Swedish football club

Jämjö GoIF is a Swedish football club located in Jämjö.

==Background==
Jämjö GoIF currently plays in Division 4 Blekinge which is the sixth tier of Swedish football. They play their home matches at Jämjö IP.

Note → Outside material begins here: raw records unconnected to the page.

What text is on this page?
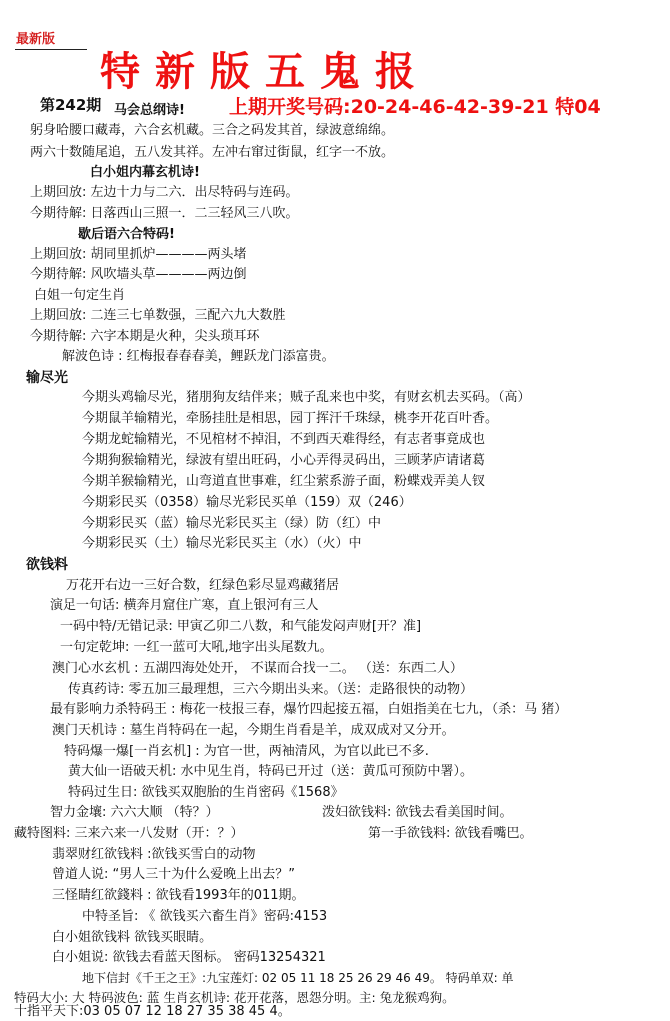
最新版
特新版五鬼报
第242期	上期开奖号码:20-24-46-42-39-21 特04
马会总纲诗!
躬身哈腰口藏毒，六合玄机藏。三合之码发其首，绿波意绵绵。
两六十数随尾追，五八发其祥。左冲右窜过街鼠，红字一不放。
白小姐内幕玄机诗!
上期回放: 左边十力与二六．出尽特码与连码。
今期待解: 日落西山三照一．二三轻风三八吹。
歇后语六合特码!
上期回放: 胡同里抓炉————两头堵
今期待解: 风吹墙头草————两边倒
白姐一句定生肖
上期回放: 二连三七单数强，三配六九大数胜
今期待解: 六字本期是火种，尖头琐耳环
解波色诗 : 红梅报春春春美，鲤跃龙门添富贵。
输尽光
今期头鸡输尽光，猪朋狗友结伴来；贼子乱来也中奖，有财玄机去买码。（高）
今期鼠羊输精光，牵肠挂肚是相思，园丁挥汗千珠绿，桃李开花百叶香。
今期龙蛇输精光，不见棺材不掉泪，不到西天难得经，有志者事竟成也
今期狗猴输精光，绿波有望出旺码，小心弄得灵码出，三顾茅庐请诸葛
今期羊猴输精光，山弯道直世事难，红尘萦系游子面，粉蝶戏弄美人钗
今期彩民买（0358）输尽光彩民买单（159）双（246）
今期彩民买（蓝）输尽光彩民买主（绿）防（红）中
今期彩民买（土）输尽光彩民买主（水）（火）中
欲钱料
万花开右边一三好合数，红绿色彩尽显鸡藏猪居
演足一句话: 横奔月窟住广寒，直上银河有三人
一码中特/无错记录: 甲寅乙卯二八数，和气能发闷声财[开？准]
一句定乾坤: 一红一蓝可大吼,地字出头尾数九。
澳门心水玄机 : 五湖四海处处开， 不谋而合找一二。 （送：东西二人）
传真药诗: 零五加三最理想，三六今期出头来。（送：走路很快的动物）
最有影响力杀特码王 : 梅花一枝报三春，爆竹四起接五福，白姐指美在七九，（杀：马 猪）
澳门天机诗 : 墓生肖特码在一起，今期生肖看是羊，成双成对又分开。
特码爆一爆[一肖玄机] : 为官一世，两袖清风，为官以此已不多.
黄大仙一语破天机: 水中见生肖，特码已开过（送：黄瓜可预防中署）。
特码过生日: 欲钱买双胞胎的生肖密码《1568》
智力金壤: 六六大顺 （特？）	泼妇欲钱料: 欲钱去看美国时间。
藏特图料: 三来六来一八发财（开：？）	第一手欲钱料: 欲钱看嘴巴。
翡翠财红欲钱料 :欲钱买雪白的动物
曾道人说: “男人三十为什么爱晚上出去？”
三怪睛红欲錢料 : 欲钱看1993年的011期。
中特圣旨: 《 欲钱买六畜生肖》密码:4153
白小姐欲钱料 欲钱买眼睛。
白小姐说: 欲钱去看蓝天图标。 密码13254321
地下信封《千王之王》:九宝莲灯: 02 05 11 18 25 26 29 46 49。 特码单双: 单
特码大小: 大 特码波色: 蓝 生肖玄机诗: 花开花落，恩怨分明。主: 兔龙猴鸡狗。
十指平天下:03 05 07 12 18 27 35 38 45 4。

The club is affiliated to Blekinge Fotbollförbund. Jämjö GoIF have competed in the Svenska Cupen on 10 occasions.

Uppdaterades 2018

==Season to season==

| Season | Level | Division | Section | Position | Movements |
|---|---|---|---|---|---|
| 2006* | Tier 6 | Division 4 | Blekinge | 1st | Promoted |
| 2007 | Tier 5 | Division 3 | Sydöstra Götaland | 11th | Relegated |
| 2008 | Tier 6 | Division 4 | Blekinge | 4th |  |
| 2009 | Tier 6 | Division 4 | Blekinge | 4th |  |
| 2010 | Tier 6 | Division 4 | Blekinge | 8th |  |
| 2011 | Tier 6 | Division 4 | Blekinge | 8th |  |
| 2012 | Tier 6 | Division 4 | Blekinge | 1st | Promoted |
| 2013 | Tier 5 | Division 3 | Sydöstra Götaland | 11th | Relegated |
| 2014 | Tier 6 | Division 4 | Blekinge | 6th |  |
| 2015 | Tier 6 | Division 4 | Blekinge | 8th |  |
| 2016 | Tier 6 | Division 4 | Blekinge | 4th |  |
| 2017 | Tier 6 | Division 4 | Blekinge | 7th |  |
| 2018 | Tier 6 | Division 4 | Blekinge | 11th | Relegated |
| 2019 | Tier 7 | Division 5 | Blekinge | 8th |  |
| 2020 | Tier 7 | Division 5 | Blekinge | 1st | Promoted |

- League restructuring in 2006 resulted in a new division being created at Tier 3 and subsequent divisions dropping a level.